Ancient Sharp Stone Blade (c. 30,000 B.C.E)

Stone Age humans progress to sharpening their tools and weapons.


The use of stone instruments more than two million years ago heralded what we call the Stone Age and the very origins of humankind. While it is impossible to date when distinctly worked (rather than simply found) stone blades first appeared in the world, it seems to have occurred circa 30,000 B.C.E.

The technique that evolved to create sharp stones in now
called lithic reduction, This involves the use of an implement to strike a stone block in order to break off flakes. Such flakes will be naturally sharp and can be turned into a range of useful tools and weapons such as scrapers, scythes, knives, arrow heads, or spear points. Some early toolmarks amy also have used what was left of the stone block to make axe heads.

Various kinds of stones were used to make blades, although one of the most popular was flint - leading to the term "flinktknapper" to describe anyone making stone blades by lithic reduction, As the techniques of flintknapping developed, particularly the use of repetitive blows at a particular angles, the craftsmen were able to gain much greater control over the size, sharpness, and the type of blade.

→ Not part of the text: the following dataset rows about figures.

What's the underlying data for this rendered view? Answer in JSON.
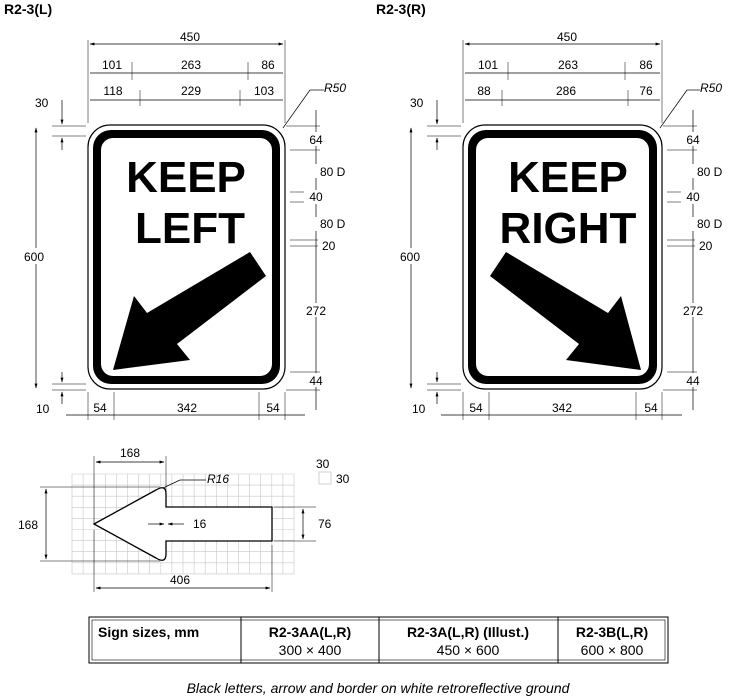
{
  "left_sign": {
    "code": "R2-3(L)",
    "line1": "KEEP",
    "line2": "LEFT",
    "dims": {
      "width_total": "450",
      "w_a1": "101",
      "w_a2": "263",
      "w_a3": "86",
      "w_b1": "118",
      "w_b2": "229",
      "w_b3": "103",
      "radius": "R50",
      "height_total": "600",
      "top_border": "30",
      "bottom_border": "10",
      "v1": "64",
      "v2": "80 D",
      "v3": "40",
      "v4": "80 D",
      "v5": "20",
      "v6": "272",
      "v7": "44",
      "b1": "54",
      "b2": "342",
      "b3": "54"
    }
  },
  "right_sign": {
    "code": "R2-3(R)",
    "line1": "KEEP",
    "line2": "RIGHT",
    "dims": {
      "width_total": "450",
      "w_a1": "101",
      "w_a2": "263",
      "w_a3": "86",
      "w_b1": "88",
      "w_b2": "286",
      "w_b3": "76",
      "radius": "R50",
      "height_total": "600",
      "top_border": "30",
      "bottom_border": "10",
      "v1": "64",
      "v2": "80 D",
      "v3": "40",
      "v4": "80 D",
      "v5": "20",
      "v6": "272",
      "v7": "44",
      "b1": "54",
      "b2": "342",
      "b3": "54"
    }
  },
  "arrow_detail": {
    "head_width": "168",
    "head_height": "168",
    "radius": "R16",
    "shaft_offset": "16",
    "shaft_height": "76",
    "total_length": "406",
    "grid_legend_a": "30",
    "grid_legend_b": "30"
  },
  "size_table": {
    "header": "Sign sizes, mm",
    "columns": [
      {
        "code": "R2-3AA(L,R)",
        "size": "300 × 400"
      },
      {
        "code": "R2-3A(L,R) (Illust.)",
        "size": "450 × 600"
      },
      {
        "code": "R2-3B(L,R)",
        "size": "600 × 800"
      }
    ]
  },
  "caption": "Black letters, arrow and border on white retroreflective ground"
}
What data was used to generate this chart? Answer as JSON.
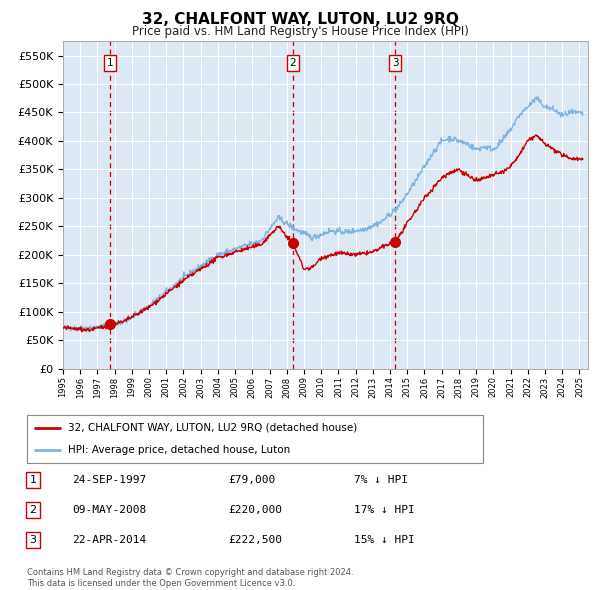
{
  "title": "32, CHALFONT WAY, LUTON, LU2 9RQ",
  "subtitle": "Price paid vs. HM Land Registry's House Price Index (HPI)",
  "background_color": "#ffffff",
  "plot_bg_color": "#dce9f5",
  "hpi_color": "#7fb4e0",
  "price_color": "#cc0000",
  "sale_marker_color": "#cc0000",
  "dashed_line_color": "#cc0000",
  "ylim": [
    0,
    575000
  ],
  "yticks": [
    0,
    50000,
    100000,
    150000,
    200000,
    250000,
    300000,
    350000,
    400000,
    450000,
    500000,
    550000
  ],
  "xlim_start": 1995.0,
  "xlim_end": 2025.5,
  "sale_events": [
    {
      "num": 1,
      "date": "24-SEP-1997",
      "year": 1997.73,
      "price": 79000,
      "pct": "7%",
      "dir": "↓"
    },
    {
      "num": 2,
      "date": "09-MAY-2008",
      "year": 2008.36,
      "price": 220000,
      "pct": "17%",
      "dir": "↓"
    },
    {
      "num": 3,
      "date": "22-APR-2014",
      "year": 2014.31,
      "price": 222500,
      "pct": "15%",
      "dir": "↓"
    }
  ],
  "legend_label_red": "32, CHALFONT WAY, LUTON, LU2 9RQ (detached house)",
  "legend_label_blue": "HPI: Average price, detached house, Luton",
  "footer_line1": "Contains HM Land Registry data © Crown copyright and database right 2024.",
  "footer_line2": "This data is licensed under the Open Government Licence v3.0."
}
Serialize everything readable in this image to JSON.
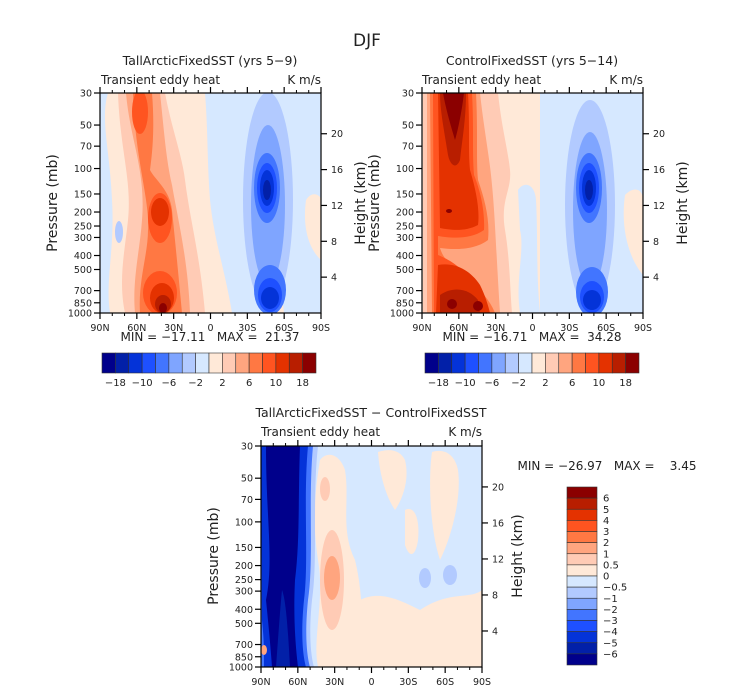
{
  "figure": {
    "title": "DJF"
  },
  "colors": {
    "diverging16": [
      "#00008b",
      "#0220a8",
      "#0433d8",
      "#1e50ff",
      "#4275ff",
      "#7fa5ff",
      "#b2caff",
      "#d6e8ff",
      "#ffe9d8",
      "#ffcbb5",
      "#ffa57f",
      "#ff7843",
      "#ff5420",
      "#e43200",
      "#b81e00",
      "#8b0000"
    ]
  },
  "chart_data": [
    {
      "type": "heatmap",
      "id": "panel-tallarctic",
      "title": "TallArcticFixedSST (yrs 5−9)",
      "left_subtitle": "Transient eddy heat",
      "right_subtitle": "K m/s",
      "xlabel": "",
      "ylabel": "Pressure (mb)",
      "ylabel_right": "Height (km)",
      "x_ticks": [
        "90N",
        "60N",
        "30N",
        "0",
        "30S",
        "60S",
        "90S"
      ],
      "x_range": [
        90,
        -90
      ],
      "y_ticks": [
        "30",
        "50",
        "70",
        "100",
        "150",
        "200",
        "250",
        "300",
        "400",
        "500",
        "700",
        "850",
        "1000"
      ],
      "y_range_mb": [
        1000,
        30
      ],
      "y_right_ticks": [
        "20",
        "16",
        "12",
        "8",
        "4"
      ],
      "min_max_label": "MIN = −17.11   MAX =  21.37",
      "min": -17.11,
      "max": 21.37,
      "colorbar": {
        "orientation": "horizontal",
        "levels": [
          "−18",
          "−10",
          "−6",
          "−2",
          "2",
          "6",
          "10",
          "18"
        ]
      },
      "features": [
        {
          "name": "nh-upper-max",
          "lat": 62,
          "p": 40,
          "value": 10
        },
        {
          "name": "nh-mid-max",
          "lat": 45,
          "p": 220,
          "value": 12
        },
        {
          "name": "nh-surface-max",
          "lat": 45,
          "p": 950,
          "value": 21
        },
        {
          "name": "sh-upper-min",
          "lat": -47,
          "p": 180,
          "value": -17
        },
        {
          "name": "sh-surface-min",
          "lat": -50,
          "p": 900,
          "value": -14
        }
      ]
    },
    {
      "type": "heatmap",
      "id": "panel-control",
      "title": "ControlFixedSST (yrs 5−14)",
      "left_subtitle": "Transient eddy heat",
      "right_subtitle": "K m/s",
      "xlabel": "",
      "ylabel": "Pressure (mb)",
      "ylabel_right": "Height (km)",
      "x_ticks": [
        "90N",
        "60N",
        "30N",
        "0",
        "30S",
        "60S",
        "90S"
      ],
      "x_range": [
        90,
        -90
      ],
      "y_ticks": [
        "30",
        "50",
        "70",
        "100",
        "150",
        "200",
        "250",
        "300",
        "400",
        "500",
        "700",
        "850",
        "1000"
      ],
      "y_range_mb": [
        1000,
        30
      ],
      "y_right_ticks": [
        "20",
        "16",
        "12",
        "8",
        "4"
      ],
      "min_max_label": "MIN = −16.71   MAX =  34.28",
      "min": -16.71,
      "max": 34.28,
      "colorbar": {
        "orientation": "horizontal",
        "levels": [
          "−18",
          "−10",
          "−6",
          "−2",
          "2",
          "6",
          "10",
          "18"
        ]
      },
      "features": [
        {
          "name": "nh-upper-max",
          "lat": 65,
          "p": 40,
          "value": 34
        },
        {
          "name": "nh-mid-max",
          "lat": 60,
          "p": 200,
          "value": 14
        },
        {
          "name": "nh-surface-max",
          "lat": 55,
          "p": 950,
          "value": 20
        },
        {
          "name": "sh-upper-min",
          "lat": -47,
          "p": 180,
          "value": -16
        },
        {
          "name": "sh-surface-min",
          "lat": -50,
          "p": 900,
          "value": -14
        }
      ]
    },
    {
      "type": "heatmap",
      "id": "panel-difference",
      "title": "TallArcticFixedSST − ControlFixedSST",
      "left_subtitle": "Transient eddy heat",
      "right_subtitle": "K m/s",
      "xlabel": "",
      "ylabel": "Pressure (mb)",
      "ylabel_right": "Height (km)",
      "x_ticks": [
        "90N",
        "60N",
        "30N",
        "0",
        "30S",
        "60S",
        "90S"
      ],
      "x_range": [
        90,
        -90
      ],
      "y_ticks": [
        "30",
        "50",
        "70",
        "100",
        "150",
        "200",
        "250",
        "300",
        "400",
        "500",
        "700",
        "850",
        "1000"
      ],
      "y_range_mb": [
        1000,
        30
      ],
      "y_right_ticks": [
        "20",
        "16",
        "12",
        "8",
        "4"
      ],
      "min_max_label": "MIN = −26.97   MAX =    3.45",
      "min": -26.97,
      "max": 3.45,
      "colorbar": {
        "orientation": "vertical",
        "levels": [
          "6",
          "5",
          "4",
          "3",
          "2",
          "1",
          "0.5",
          "0",
          "−0.5",
          "−1",
          "−2",
          "−3",
          "−4",
          "−5",
          "−6"
        ]
      },
      "features": [
        {
          "name": "arctic-strong-min",
          "lat": 75,
          "p": 300,
          "value": -27
        },
        {
          "name": "subtropical-max",
          "lat": 33,
          "p": 250,
          "value": 2
        }
      ]
    }
  ]
}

The period after the end of the last ICE AGE, 10,000 years ago, was characterized by increasingly sophisticated stone tools with multiple uses. Other tools were produced using blades made by knapped flint or obsidian, a type of naturally occuring glass. Small, sharp blades, known as microliths, became part of wooden cutting implements for use in farming, as well as barbs on arrows and spears, making them particularly effective as hunting weapon.